Paws Off, Mr. President

In this time of uncertainty, it has become increasingly apparent that the values of Washington do not align with the common people, nor the Earth that sustains them. Not a revolutionary idea of course—but one that has repeatedly proved itself to be true—especially in the context of recent news regarding the review of America’s most cherished national monuments.

Twenty seven of our wilderness sanctuaries, from the forests of Maine to the oceans of Hawai’i, are at risk of despoliation by the current presidential administration in an unprecedented attempt to mine, drill, and destroy in the name of temporary economic gain.

“Ryan Zinke, the secretary of the interior, [is determining] if previous administrations exceeded their authority in setting aside craggy vistas, ancient cliff dwellings and other large tracts of land for protection,” according to the New York Times. “He is expected to recommend that some be scaled back, or perhaps eliminated entirely and transferred to state ownership.”

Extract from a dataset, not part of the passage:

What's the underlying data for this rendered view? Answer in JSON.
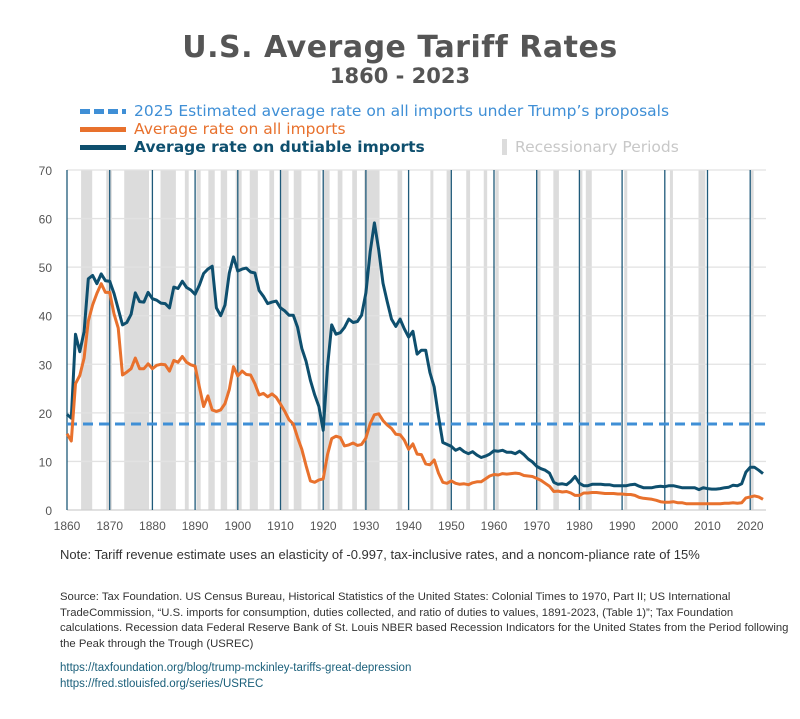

All National Monuments Under Review

Credited to the New York Times authors Lisa Friedman, Nadja Popovich, and Matt McCann

It is a curious time we are living in. One in which an entire administration has represented itself as the epitome of the environmental enemy. One in which the inherent worth of untouched Nature has been deemed as trivial. The threat of scaling back—or even eradicating—the boundaries of these protected lands is nothing more than a declaration of worship for America’s Lord and Savior: profit.

To reverse the efforts of previous presidents in acknowledging historical, cultural, or scientific value in these locations is not only offensive but illegal. The American government structure was not established with the intent to support the authoritarian-like pursuits of one individual wrongfully elected by an outdated system, allowing him to write away sacred indigenous lands and adored national monuments without congressional input.

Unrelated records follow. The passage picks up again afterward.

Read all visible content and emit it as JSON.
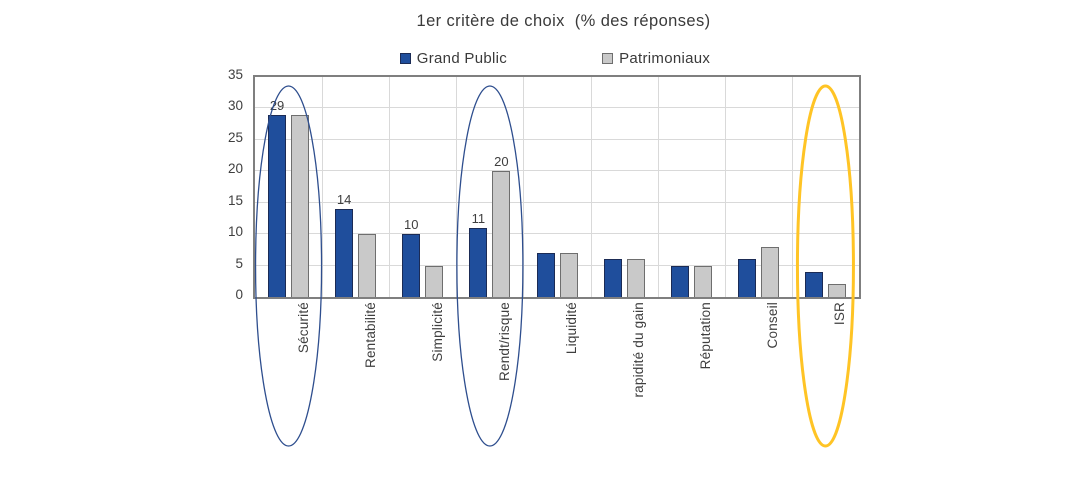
{
  "title": "1er critère de choix  (% des réponses)",
  "chart_data": {
    "type": "bar",
    "title": "1er critère de choix  (% des réponses)",
    "categories": [
      "Sécurité",
      "Rentabilité",
      "Simplicité",
      "Rendt/risque",
      "Liquidité",
      "rapidité du gain",
      "Réputation",
      "Conseil",
      "ISR"
    ],
    "series": [
      {
        "name": "Grand Public",
        "color": "#1F4E9C",
        "border_color": "#1b2b55",
        "values": [
          29,
          14,
          10,
          11,
          7,
          6,
          5,
          6,
          4
        ],
        "data_labels": [
          29,
          14,
          10,
          11,
          null,
          null,
          null,
          null,
          null
        ]
      },
      {
        "name": "Patrimoniaux",
        "color": "#C9C9C9",
        "border_color": "#6e6e6e",
        "values": [
          29,
          10,
          5,
          20,
          7,
          6,
          5,
          8,
          2
        ],
        "data_labels": [
          null,
          null,
          null,
          20,
          null,
          null,
          null,
          null,
          null
        ]
      }
    ],
    "shown_point_labels": [
      {
        "category": "Sécurité",
        "series": "Grand Public",
        "value": 29
      },
      {
        "category": "Rentabilité",
        "series": "Grand Public",
        "value": 14
      },
      {
        "category": "Simplicité",
        "series": "Grand Public",
        "value": 10
      },
      {
        "category": "Rendt/risque",
        "series": "Grand Public",
        "value": 11
      },
      {
        "category": "Rendt/risque",
        "series": "Patrimoniaux",
        "value": 20
      },
      {
        "category": "Liquidité",
        "series": "Grand Public",
        "value": 7
      },
      {
        "category": "rapidité du gain",
        "series": "Grand Public",
        "value": 6
      },
      {
        "category": "Réputation",
        "series": "Grand Public",
        "value": 5
      },
      {
        "category": "Conseil",
        "series": "Grand Public",
        "value": 6
      },
      {
        "category": "ISR",
        "series": "Grand Public",
        "value": 4
      }
    ],
    "xlabel": "",
    "ylabel": "",
    "ylim": [
      0,
      35
    ],
    "yticks": [
      0,
      5,
      10,
      15,
      20,
      25,
      30,
      35
    ],
    "grid": true,
    "legend_position": "top",
    "highlights": [
      {
        "category": "Sécurité",
        "index": 0,
        "color": "#2E4E8E",
        "stroke_width": 1.3
      },
      {
        "category": "Rendt/risque",
        "index": 3,
        "color": "#2E4E8E",
        "stroke_width": 1.3
      },
      {
        "category": "ISR",
        "index": 8,
        "color": "#FFC425",
        "stroke_width": 3
      }
    ]
  }
}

If Theodore Roosevelt only knew how the amber waves of grain and purple mountain majesties would later be lusted over with hungry eyes for the almighty dollar, perhaps the Antiquities Act would be slightly more binding.

Some suspect this review to represent a larger effort of the Trump administration in undermining and diminishing strides made under the presidency of Barack Obama. But regardless of the motive—be it political tactic or a callous lack of consideration for Nature—we must publicly oppose these efforts. And on a larger note, welcome the desacralization of dirty energy and extraction that demands destruction to Earthly masterpieces.

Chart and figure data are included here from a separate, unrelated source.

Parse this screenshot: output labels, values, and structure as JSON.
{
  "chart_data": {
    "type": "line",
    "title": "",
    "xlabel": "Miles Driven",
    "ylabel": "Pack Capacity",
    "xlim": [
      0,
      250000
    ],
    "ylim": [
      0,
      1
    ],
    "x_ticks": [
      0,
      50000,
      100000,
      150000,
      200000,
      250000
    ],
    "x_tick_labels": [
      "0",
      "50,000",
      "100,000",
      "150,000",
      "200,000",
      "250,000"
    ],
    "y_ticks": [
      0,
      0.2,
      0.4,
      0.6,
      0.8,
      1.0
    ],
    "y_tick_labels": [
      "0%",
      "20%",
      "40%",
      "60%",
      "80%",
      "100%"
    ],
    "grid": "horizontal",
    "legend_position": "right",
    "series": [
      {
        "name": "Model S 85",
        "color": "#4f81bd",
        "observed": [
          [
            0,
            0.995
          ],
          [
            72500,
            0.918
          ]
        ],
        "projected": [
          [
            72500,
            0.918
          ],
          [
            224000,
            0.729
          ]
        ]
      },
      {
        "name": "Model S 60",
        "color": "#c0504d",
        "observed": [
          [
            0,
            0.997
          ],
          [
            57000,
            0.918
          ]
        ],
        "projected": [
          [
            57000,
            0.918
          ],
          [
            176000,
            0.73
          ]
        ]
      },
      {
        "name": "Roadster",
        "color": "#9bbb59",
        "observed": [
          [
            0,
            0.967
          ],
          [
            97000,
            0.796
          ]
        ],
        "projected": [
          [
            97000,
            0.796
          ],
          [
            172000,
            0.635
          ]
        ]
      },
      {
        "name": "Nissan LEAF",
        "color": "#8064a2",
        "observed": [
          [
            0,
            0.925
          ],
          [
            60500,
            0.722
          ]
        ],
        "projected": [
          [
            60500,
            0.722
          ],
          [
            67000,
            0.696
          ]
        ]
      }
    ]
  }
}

To oppose the reevaluation and potential depletion of our valuable national parks, the following recommendations are listed below:

  1. E-mail or fill out a feedback form with the U.S. Department of the Interior to announce your stance on reducing protection for national lands.
  2. Contact your congressman and senator and demand opposition to a government that does not value the act of preserving Nature.
  3. Join, volunteer, or donate to one of the many trustworthy environmental organizations that are actively protesting this affair, such as the National Parks Conservation Association.
  4. Publicly express the importance of our beloved parks and declare yourself against their exploitation.